September 30, 2025

Accountability at the Court Part 4: Looking Ahead


 

October Term 25 will start soon, and it brings more opportunities for the Supreme Court to weaken the tools of accountability. Here are few to pay attention to.  

On the merits docket, in The GEO Group, Inc. v. Menocal, No. 24-758, the Court will consider a suit challenging ICE’s arrangement with a private prison company to detain people awaiting immigration proceedings at the company’s facility in Aurora, Colorado, where they are forced to clean the housing units and also perform additional work for $1 per day through a “voluntary work program.” Menocal v. GEO Group, Inc., No. 22-1409, 2024 WL 4544184, at *2 (10th Cir. Oct. 22, 2024). When a class of people detained by ICE brought suit in federal court, the private company attempted to claim categorical immunity from suit as a contractor of the federal government, purportedly deriving immunity from the federal government’s sovereign immunity. Id. at *3. When the district court rejected that theory, the company attempted to take an immediate appeal, but the Court of Appeals held that it could not do so under ordinary rules of appellate jurisdiction until the case had reached a final decision on the merits. Id. at *4. The private company petitioned for the Supreme Court’s review, claiming that the type of “derivative sovereign immunity” it was claiming should be reviewed immediately given its nature and importance. What the Supreme Court says about that contention could have significant implications not only in how early private contractors can seek an appeal, but also how such a novel claim of “immunity” is addressed on the merits.  

Also on the merits docket, the Court will consider expanding the Heck doctrine even further in Olivier v. City of Brandon, No. 24-993. In that case, police officers charged someone with violating an anti-protest ordinance, and he sued under Section 1983, seeking an injunction against the enforcement of the ordinance under the First and Fourteenth Amendments. Olivier v. City of Brandon, No. 22-60566, 2023 WL 5500223, at *2 (5th Cir. Aug. 25, 2023). The Fifth Circuit recognized that the plaintiff was not in custody, and therefore legally ineligible to file a habeas petition. Id. at *4. In addition, he was not challenging any existing conviction; he sought only “prospective” injunctive relief against future prosecutions. Id. Nevertheless, the court applied the Heck doctrine to bar his suit. The plaintiff petitioned the Supreme Court to review, arguing that Heck should not apply to claims of prospective injunctive relief, and that Heck should not apply where habeas relief is not available. Although Olivier concerns local officials, not federal officials, the Supreme Court’s decision could have far-reaching effects, including on its recent uses of the Heck doctrine in the shadow docket.  

On the emergency docket, the Court continues to receive applications concerning stays and injunctions sparked by the Trump Administration’s policies. In Department of State v. AIDS Vaccine Advocacy Coalition, No. 25A269, the Administration sought a stay of an injunction issued by a federal district court against the Administration’s withholding of congressionally appropriated funds due to be provided for foreign assistance. In Trump v. Slaughter, No. 25A264, the Administration sought another stay of an injunction issued by a federal district court against the President’s firing of an FTC Commissioner.  

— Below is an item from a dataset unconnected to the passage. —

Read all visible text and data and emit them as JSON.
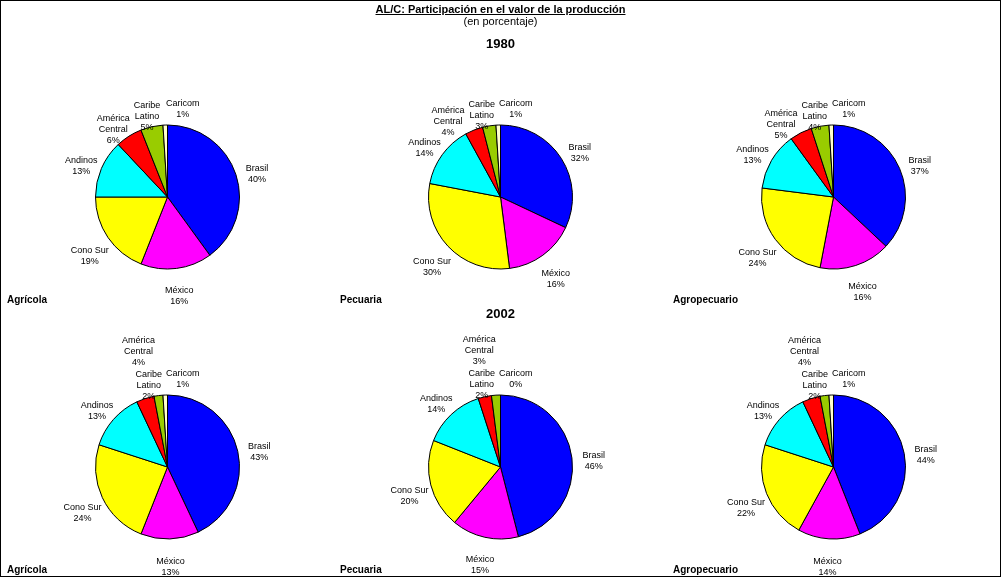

In these and other shadow docket cases, the Court may continue to alter the scope of federal courts’ equity jurisdiction, with the intent of restricting the lower federal courts. In one shadow docket decision this summer, the Court noted that its “interim orders are not conclusive as to the merits,” but do “inform how a court should exercise its equitable discretion in like cases.” Trump v. Boyle, No. 25A11, 145 S. Ct. 2653, 2654 (U.S. July 23, 2025). And in another recent shadow docket case, Justice Gorsuch and Justice Kavanaugh wrote separately to chastise a federal district court for purportedly failing to adhere to the Supreme Court’s largely unexplained shadow docket rulings. National Institutes of Health v. American Pub. Health Ass’n, No. 25A103, 145 S. Ct. 2658, 2663 (U.S. Aug. 21, 2025). The district judge—Senior Judge William Young, a Reagan appointee who has served for 47 years—later apologized, explaining that he did not realize that the Court’s brief, rushed, emergency orders “were precedent.”  

We should all be watchful for the Court’s next moves and how it chooses to modify the tools for holding federal officials accountable. We will all need whatever is left of them, especially in light of the current Administration.